Following historical precedent, Germans appear to be responding to the current crisis by spending more carefully – and saving. Hauer says an internal bank survey found that 55% of Germans (taken from a sample of 10,000 people across the bank’s main markets) had “already changed their financial priorities for 2020”. About two-thirds of respondents said they were putting aside more money than before the crisis.

Thomas Giese and Marion Coulondre opened Bichou Cafe, a French comfort food outpost in Berlin’s gentrifying, eclectic southern district of Neukölln, in 2016. “When we opened, very few businesses in Neukölln were offering card payment,” Coulondre says. “People were totally used to paying cash, and as we were a small neighbourhood café, this was not an issue at all to not accept cards. It was just more simple for us and cheaper to start off like this.”

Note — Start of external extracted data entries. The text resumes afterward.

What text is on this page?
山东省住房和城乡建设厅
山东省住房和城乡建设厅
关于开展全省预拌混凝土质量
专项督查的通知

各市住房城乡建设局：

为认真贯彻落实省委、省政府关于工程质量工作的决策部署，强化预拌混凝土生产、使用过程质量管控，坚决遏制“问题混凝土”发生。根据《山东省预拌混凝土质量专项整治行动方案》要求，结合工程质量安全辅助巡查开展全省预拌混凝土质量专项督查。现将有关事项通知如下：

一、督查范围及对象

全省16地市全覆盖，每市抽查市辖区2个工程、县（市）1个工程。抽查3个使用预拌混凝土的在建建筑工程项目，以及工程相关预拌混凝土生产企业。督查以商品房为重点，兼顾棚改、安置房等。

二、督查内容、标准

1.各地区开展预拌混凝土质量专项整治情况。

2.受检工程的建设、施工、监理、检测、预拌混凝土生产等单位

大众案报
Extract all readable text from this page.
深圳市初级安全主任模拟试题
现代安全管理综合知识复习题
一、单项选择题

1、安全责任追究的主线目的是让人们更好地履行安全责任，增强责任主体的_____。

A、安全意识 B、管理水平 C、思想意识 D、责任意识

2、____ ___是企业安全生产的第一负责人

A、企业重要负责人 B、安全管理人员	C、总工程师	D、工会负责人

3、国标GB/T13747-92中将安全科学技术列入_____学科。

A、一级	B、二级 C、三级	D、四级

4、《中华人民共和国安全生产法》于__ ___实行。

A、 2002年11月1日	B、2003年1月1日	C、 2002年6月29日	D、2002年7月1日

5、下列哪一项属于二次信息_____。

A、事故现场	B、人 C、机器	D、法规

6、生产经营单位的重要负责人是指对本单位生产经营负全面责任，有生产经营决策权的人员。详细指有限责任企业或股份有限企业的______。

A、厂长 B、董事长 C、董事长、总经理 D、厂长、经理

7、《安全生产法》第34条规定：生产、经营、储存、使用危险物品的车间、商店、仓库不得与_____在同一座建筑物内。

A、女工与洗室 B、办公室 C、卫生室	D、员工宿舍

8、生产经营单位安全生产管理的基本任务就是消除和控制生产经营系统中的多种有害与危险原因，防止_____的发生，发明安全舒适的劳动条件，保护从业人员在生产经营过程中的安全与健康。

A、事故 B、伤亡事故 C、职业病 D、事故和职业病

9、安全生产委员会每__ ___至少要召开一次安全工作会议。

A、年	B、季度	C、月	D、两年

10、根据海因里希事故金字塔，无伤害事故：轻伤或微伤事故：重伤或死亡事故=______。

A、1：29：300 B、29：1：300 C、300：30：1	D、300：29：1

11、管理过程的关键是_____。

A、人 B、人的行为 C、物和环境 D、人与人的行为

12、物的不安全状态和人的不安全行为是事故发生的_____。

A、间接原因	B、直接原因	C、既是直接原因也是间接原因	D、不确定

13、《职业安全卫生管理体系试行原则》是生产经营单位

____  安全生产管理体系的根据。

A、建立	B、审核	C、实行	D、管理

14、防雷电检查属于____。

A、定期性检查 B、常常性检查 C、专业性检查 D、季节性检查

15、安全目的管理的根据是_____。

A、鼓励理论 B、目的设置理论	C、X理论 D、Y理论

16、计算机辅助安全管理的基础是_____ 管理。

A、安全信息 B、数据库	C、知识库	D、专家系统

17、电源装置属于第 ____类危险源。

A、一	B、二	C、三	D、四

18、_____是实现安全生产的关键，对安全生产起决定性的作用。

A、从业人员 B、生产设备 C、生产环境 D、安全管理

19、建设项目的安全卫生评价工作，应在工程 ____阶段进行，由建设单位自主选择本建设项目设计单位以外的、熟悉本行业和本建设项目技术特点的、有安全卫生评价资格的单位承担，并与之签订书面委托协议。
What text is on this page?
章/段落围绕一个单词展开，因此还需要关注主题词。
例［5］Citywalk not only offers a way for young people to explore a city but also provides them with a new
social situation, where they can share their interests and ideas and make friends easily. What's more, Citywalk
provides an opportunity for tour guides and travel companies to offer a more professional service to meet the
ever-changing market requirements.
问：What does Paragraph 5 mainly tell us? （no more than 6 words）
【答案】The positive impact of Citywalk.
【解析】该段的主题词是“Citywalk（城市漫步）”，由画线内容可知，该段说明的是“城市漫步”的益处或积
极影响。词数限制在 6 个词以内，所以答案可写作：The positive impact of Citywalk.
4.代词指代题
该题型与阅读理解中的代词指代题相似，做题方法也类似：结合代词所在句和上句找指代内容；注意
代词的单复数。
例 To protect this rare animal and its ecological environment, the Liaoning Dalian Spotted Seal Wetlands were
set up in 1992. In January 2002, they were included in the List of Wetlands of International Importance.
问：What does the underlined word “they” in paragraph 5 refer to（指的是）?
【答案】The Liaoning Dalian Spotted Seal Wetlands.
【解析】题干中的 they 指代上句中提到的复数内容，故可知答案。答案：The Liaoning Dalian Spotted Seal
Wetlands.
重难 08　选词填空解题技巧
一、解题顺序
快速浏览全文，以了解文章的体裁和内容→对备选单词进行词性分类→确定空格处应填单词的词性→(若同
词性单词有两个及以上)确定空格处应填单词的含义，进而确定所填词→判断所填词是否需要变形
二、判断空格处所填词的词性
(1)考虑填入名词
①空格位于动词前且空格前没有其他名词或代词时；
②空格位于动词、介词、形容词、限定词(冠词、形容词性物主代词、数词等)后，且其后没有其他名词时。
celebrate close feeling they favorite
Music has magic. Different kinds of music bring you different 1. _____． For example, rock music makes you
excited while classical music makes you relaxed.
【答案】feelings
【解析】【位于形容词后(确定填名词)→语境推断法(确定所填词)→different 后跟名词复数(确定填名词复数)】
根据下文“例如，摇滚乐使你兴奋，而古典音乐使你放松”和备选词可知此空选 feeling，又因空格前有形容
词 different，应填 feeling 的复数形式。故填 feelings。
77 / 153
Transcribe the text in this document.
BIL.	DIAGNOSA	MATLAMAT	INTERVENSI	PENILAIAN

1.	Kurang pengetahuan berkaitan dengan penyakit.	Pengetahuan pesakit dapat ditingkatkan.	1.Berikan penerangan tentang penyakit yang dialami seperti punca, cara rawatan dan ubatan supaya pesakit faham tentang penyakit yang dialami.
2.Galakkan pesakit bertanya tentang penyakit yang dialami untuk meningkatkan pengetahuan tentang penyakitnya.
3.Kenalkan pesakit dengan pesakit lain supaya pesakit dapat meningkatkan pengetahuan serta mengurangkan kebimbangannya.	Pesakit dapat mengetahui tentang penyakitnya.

They started taking cards at the beginning of 2019. And, while they continue to accept cash, have seen more customers than ever pay by card during the pandemic – even regulars who always use cash. Yet, income is down. “At the moment we have as many card payments as on a regular day but sometimes half the revenue,” Coulondre says. Looking to the future, she anticipates an increase in card payments as the trend she’s seen over the last two years continues.

Post-Covid: back to cash?

It’s hard to imagine cash regaining its former throne in German consumer life. In Hauer’s view, Covid-19 provided a nudge that society was ready for. “All this together helped drive a change in behaviour: the speed and magnitude of the change tells us that it wasn’t difficult to make, but people needed a strong reason to break an old habit.”

He says N26 believes that Covid-19 will “accelerate” the way to a future in which “cash payments are the exception rather than the norm”. Ingo Limburg, head of the German Payment System Initiative, told DW on 7 May he expects greater card use to continue: “We assume that the trend toward card payments will increase disproportionately.”

At MINE, Gottschalk is sticking with cash for the moment – with hand sanitiser ready at the cash register – but he’s open to change. “I don’t think people will actually go back to cash as often as they were,” he says. “It’s true now that [card payment is] starting more and more, and it’s definitely something we might have to consider in the future. I don’t think we can keep on going using cash only.”